The powers that be may not be all that interested in the graph.

They may have their doubts about comparing the operation of Whitehall with Spotify, eBay, Airbnb, Rightmove, Uber and Amazon.

They may realise that Spotify, eBay, Airbnb, Rightmove, Uber and Amazon don't all use the same customer information services, for example, as is proposed for GaaP.

They may notice that the community nurses didn't waste their time re-writing the Dutch government website before getting out into the community and actually doing some nursing.

The DMossEsq guess is that Whitehall knows the pitch is utterly preposterous, if they think about it, but ... £35 billion a year ... every year ... onwards!

There's a big prize there for Whitehall in the future (if they suspend disbelief) and Methods Corporate Ltd is already being paid well, judging by their 30 April 2014 annual report and accounts – you don't see a lot of consultancies trying so desperately to keep their profits down that (along with famous footballers) they're investing in film finance partnerships.

There are signs that Messrs Rowlins and Thompson are becoming restive. The managing director of one of their subsidiaries found it opportune to publish Are Chief Digital Officers (CDOs) Good for Public Services? on 27 April 2015, deep into purdah:
At their very worst they can be single issue fanatics ill equipped to lead an organisation through complex, enterprise wide change, backed by a Board who don’t really understand what the CDO is doing.
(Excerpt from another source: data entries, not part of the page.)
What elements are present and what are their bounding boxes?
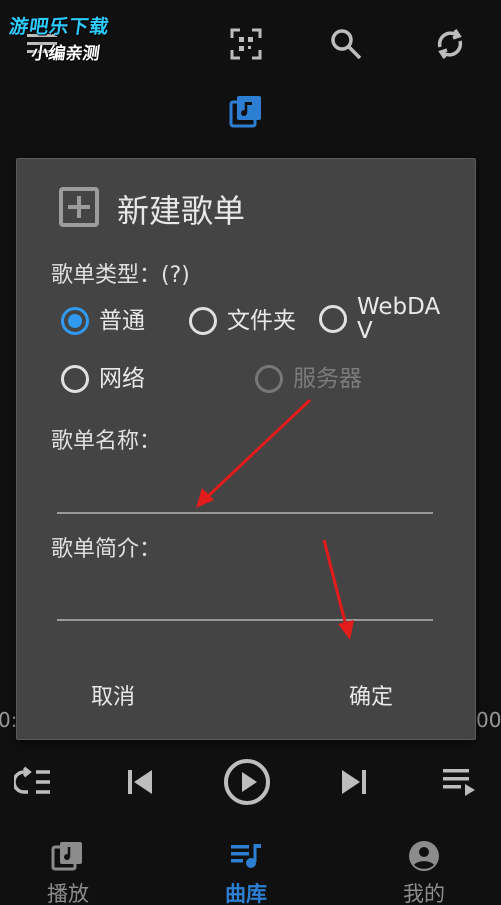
nav-mine[interactable]: 我的 bbox=[379, 840, 469, 905]
watermark-logo: 游吧乐下载 小编亲测 bbox=[4, 12, 153, 64]
total-time: 00 bbox=[476, 708, 501, 732]
radio-webdav-indicator[interactable] bbox=[319, 305, 347, 333]
playlist-intro-input[interactable] bbox=[57, 567, 433, 617]
previous-track-icon[interactable] bbox=[118, 760, 162, 804]
radio-network[interactable]: 网络 bbox=[61, 365, 145, 393]
radio-normal[interactable]: 普通 bbox=[61, 307, 145, 335]
play-button-icon[interactable] bbox=[222, 756, 272, 808]
playlist-icon bbox=[229, 840, 263, 876]
dialog-header: 新建歌单 bbox=[57, 187, 245, 231]
playlist-intro-label: 歌单简介： bbox=[51, 537, 162, 562]
nav-mine-label: 我的 bbox=[403, 882, 445, 905]
search-icon[interactable] bbox=[326, 24, 366, 64]
music-note-icon bbox=[51, 840, 85, 876]
dialog-title: 新建歌单 bbox=[117, 192, 246, 230]
radio-server-indicator bbox=[255, 365, 283, 393]
radio-webdav-label-line2: V bbox=[357, 318, 373, 344]
playlist-name-label: 歌单名称： bbox=[51, 429, 162, 454]
refresh-icon[interactable] bbox=[430, 24, 470, 64]
playlist-name-underline bbox=[57, 512, 433, 514]
radio-network-label: 网络 bbox=[99, 366, 145, 392]
repeat-mode-icon[interactable] bbox=[12, 760, 56, 804]
radio-webdav-label: WebDA V bbox=[357, 295, 440, 343]
radio-folder-indicator[interactable] bbox=[189, 307, 217, 335]
radio-folder-label: 文件夹 bbox=[227, 308, 296, 334]
radio-server: 服务器 bbox=[255, 365, 362, 393]
elapsed-time: 0: bbox=[0, 708, 18, 732]
watermark-line1: 游吧乐下载 bbox=[7, 16, 111, 38]
radio-webdav[interactable]: WebDA V bbox=[319, 295, 440, 343]
nav-play[interactable]: 播放 bbox=[23, 840, 113, 905]
confirm-button[interactable]: 确定 bbox=[339, 673, 403, 717]
account-icon bbox=[408, 840, 440, 876]
cancel-button[interactable]: 取消 bbox=[81, 673, 145, 717]
queue-list-icon[interactable] bbox=[438, 760, 482, 804]
radio-normal-label: 普通 bbox=[99, 308, 145, 334]
radio-folder[interactable]: 文件夹 bbox=[189, 307, 296, 335]
add-box-icon bbox=[57, 185, 101, 233]
radio-network-indicator[interactable] bbox=[61, 365, 89, 393]
playlist-type-label[interactable]: 歌单类型：(?) bbox=[51, 257, 190, 289]
radio-normal-indicator[interactable] bbox=[61, 307, 89, 335]
nav-play-label: 播放 bbox=[47, 882, 89, 905]
new-playlist-dialog: 新建歌单 歌单类型：(?) 普通 文件夹 WebDA V 网络 服务器 歌单名称… bbox=[16, 158, 476, 740]
qr-scan-icon[interactable] bbox=[226, 24, 266, 64]
next-track-icon[interactable] bbox=[332, 760, 376, 804]
nav-library-label: 曲库 bbox=[225, 882, 267, 905]
radio-server-label: 服务器 bbox=[293, 366, 362, 392]
radio-webdav-label-line1: WebDA bbox=[357, 294, 441, 320]
playlist-name-input[interactable] bbox=[57, 459, 433, 509]
nav-library[interactable]: 曲库 bbox=[201, 840, 291, 905]
library-tab-icon[interactable] bbox=[229, 94, 263, 128]
watermark-line2: 小编亲测 bbox=[30, 44, 102, 64]
playlist-intro-underline bbox=[57, 619, 433, 621]
top-app-bar: 游吧乐下载 小编亲测 bbox=[0, 0, 501, 90]
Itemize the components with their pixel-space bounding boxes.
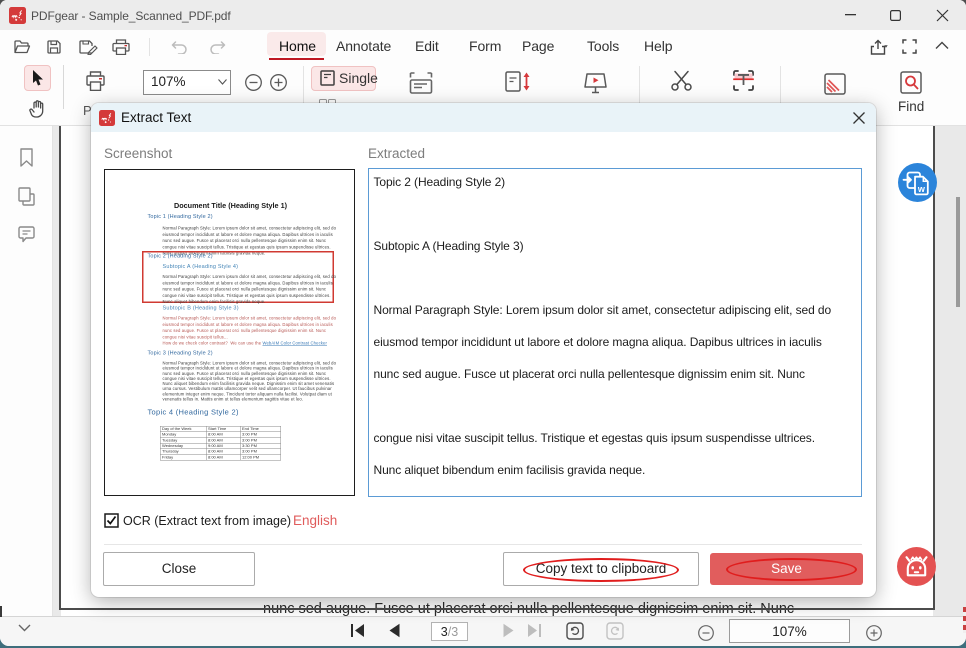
svg-text:w: w [917,184,926,194]
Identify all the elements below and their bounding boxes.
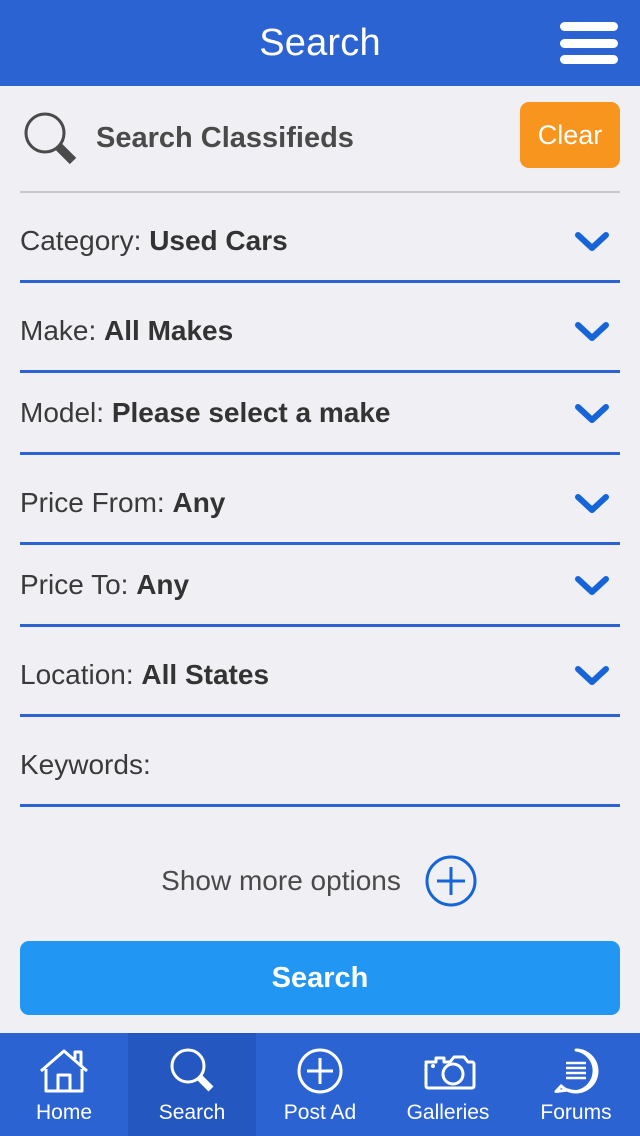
form-row-keywords[interactable]: Keywords: [20, 725, 620, 807]
row-value-price-from: Any [172, 486, 226, 518]
chevron-down-icon[interactable] [572, 319, 612, 343]
row-value-price-to: Any [136, 568, 190, 600]
tab-label-forums: Forums [540, 1100, 612, 1124]
app-header: Search [0, 0, 640, 86]
form-row-make[interactable]: Make: All Makes [20, 291, 620, 373]
chevron-down-icon[interactable] [572, 401, 612, 425]
tab-search[interactable]: Search [128, 1033, 256, 1136]
home-icon [40, 1049, 88, 1092]
row-label-location: Location: All States [20, 658, 270, 690]
tab-galleries[interactable]: Galleries [384, 1033, 512, 1136]
tab-label-post-ad: Post Ad [283, 1100, 357, 1124]
bottom-tab-bar: Home Search Post Ad Galleries Forums [0, 1033, 640, 1136]
form-row-category[interactable]: Category: Used Cars [20, 201, 620, 283]
page-title: Search [259, 21, 381, 64]
plus-circle-icon[interactable] [423, 853, 479, 909]
chevron-down-icon[interactable] [572, 663, 612, 687]
form-row-price-from[interactable]: Price From: Any [20, 463, 620, 545]
hamburger-bar [560, 55, 618, 64]
magnifier-icon [170, 1048, 214, 1091]
hamburger-menu-icon[interactable] [560, 22, 618, 64]
search-submit-button[interactable]: Search [20, 941, 620, 1015]
row-label-make: Make: All Makes [20, 314, 234, 346]
hamburger-bar [560, 22, 618, 31]
search-form: Category: Used Cars Make: All Makes Mode… [0, 193, 640, 909]
hamburger-bar [560, 38, 618, 48]
form-row-price-to[interactable]: Price To: Any [20, 545, 620, 627]
chevron-down-icon[interactable] [572, 573, 612, 597]
row-label-price-from: Price From: Any [20, 486, 226, 518]
search-screen: Search Search Classifieds Clear Category… [0, 0, 640, 1136]
row-label-price-to: Price To: Any [20, 568, 190, 600]
row-label-category: Category: Used Cars [20, 224, 288, 256]
row-value-location: All States [141, 658, 270, 690]
tab-post-ad[interactable]: Post Ad [256, 1033, 384, 1136]
form-row-location[interactable]: Location: All States [20, 635, 620, 717]
row-label-model: Model: Please select a make [20, 396, 391, 428]
search-classifieds-title: Search Classifieds [96, 122, 354, 154]
clear-button[interactable]: Clear [520, 102, 620, 168]
row-value-model: Please select a make [111, 396, 391, 428]
tab-label-galleries: Galleries [406, 1100, 490, 1124]
tab-label-search: Search [158, 1100, 226, 1124]
speech-bubble-icon [554, 1048, 599, 1093]
chevron-down-icon[interactable] [572, 491, 612, 515]
row-label-keywords: Keywords: [20, 748, 151, 780]
row-value-category: Used Cars [149, 224, 288, 256]
chevron-down-icon[interactable] [572, 229, 612, 253]
row-value-make: All Makes [104, 314, 234, 346]
camera-icon [424, 1055, 476, 1089]
tab-home[interactable]: Home [0, 1033, 128, 1136]
plus-circle-icon [297, 1048, 343, 1093]
show-more-options-label: Show more options [161, 865, 401, 896]
show-more-options[interactable]: Show more options [20, 853, 620, 909]
form-row-model[interactable]: Model: Please select a make [20, 373, 620, 455]
tab-forums[interactable]: Forums [512, 1033, 640, 1136]
magnifier-icon [24, 112, 77, 164]
search-classifieds-bar: Search Classifieds Clear [0, 86, 640, 191]
tab-label-home: Home [35, 1100, 93, 1124]
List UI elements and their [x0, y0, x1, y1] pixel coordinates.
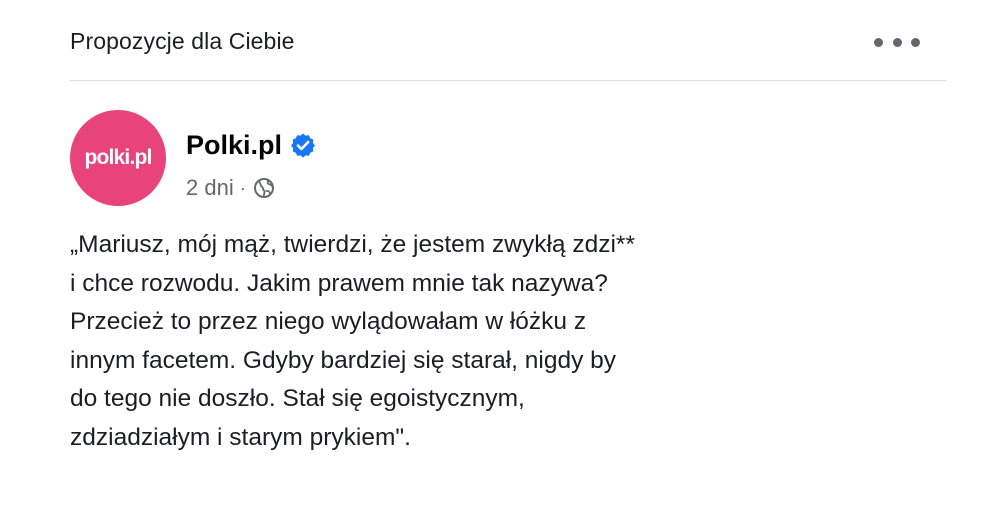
more-options-button[interactable] — [874, 30, 920, 54]
post-text-line: Przecież to przez niego wylądowałam w łó… — [70, 308, 587, 335]
post-timestamp[interactable]: 2 dni — [186, 175, 234, 201]
verified-badge-icon — [291, 133, 316, 158]
divider — [70, 80, 946, 81]
page-name-row: Polki.pl — [186, 128, 316, 162]
post-text-line: i chce rozwodu. Jakim prawem mnie tak na… — [70, 269, 608, 297]
page-avatar[interactable]: polki.pl — [70, 110, 166, 206]
page-name-link[interactable]: Polki.pl — [186, 130, 282, 161]
post-body-text: „Mariusz, mój mąż, twierdzi, że jestem z… — [70, 226, 930, 457]
more-dot-icon — [892, 37, 902, 47]
post-text-line: innym facetem. Gdyby bardziej się starał… — [70, 346, 617, 374]
section-title: Propozycje dla Ciebie — [70, 28, 295, 54]
avatar-logo-text: polki.pl — [84, 146, 152, 169]
post-text-line: „Mariusz, mój mąż, twierdzi, że jestem z… — [70, 231, 635, 258]
more-dot-icon — [874, 37, 883, 47]
more-dot-icon — [911, 37, 920, 47]
post-meta: 2 dni · — [186, 174, 275, 202]
post-text-line: do tego nie doszło. Stał się egoistyczny… — [70, 385, 525, 412]
suggestions-header: Propozycje dla Ciebie — [0, 0, 990, 80]
post-text-line: zdziadziałym i starym prykiem". — [70, 423, 411, 451]
globe-icon[interactable] — [253, 177, 275, 199]
post-header: polki.pl Polki.pl 2 dni · — [70, 110, 950, 210]
meta-separator: · — [239, 177, 246, 198]
feed-card: Propozycje dla Ciebie polki.pl Polki.pl … — [0, 0, 990, 520]
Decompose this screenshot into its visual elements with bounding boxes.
On top of this they are filled with an evangelical zeal that will tolerate no dissent or requirement for them to learn as well as teach.
The "next phase of digital transformation" may be, to quote from the lexicon of consultants' favourite euphemisms, "disruptive" and involve "creative destruction".


Hat tip: @NoDPI
Hat tip: Mark Ballard


“It reminds me of that old joke – you know, a guy walks into a psychiatrist's office and says, hey doc, my brother's crazy! He thinks he's a chicken. Then the doc says, why don't you turn him in? Then the guy says, I would but I need the eggs.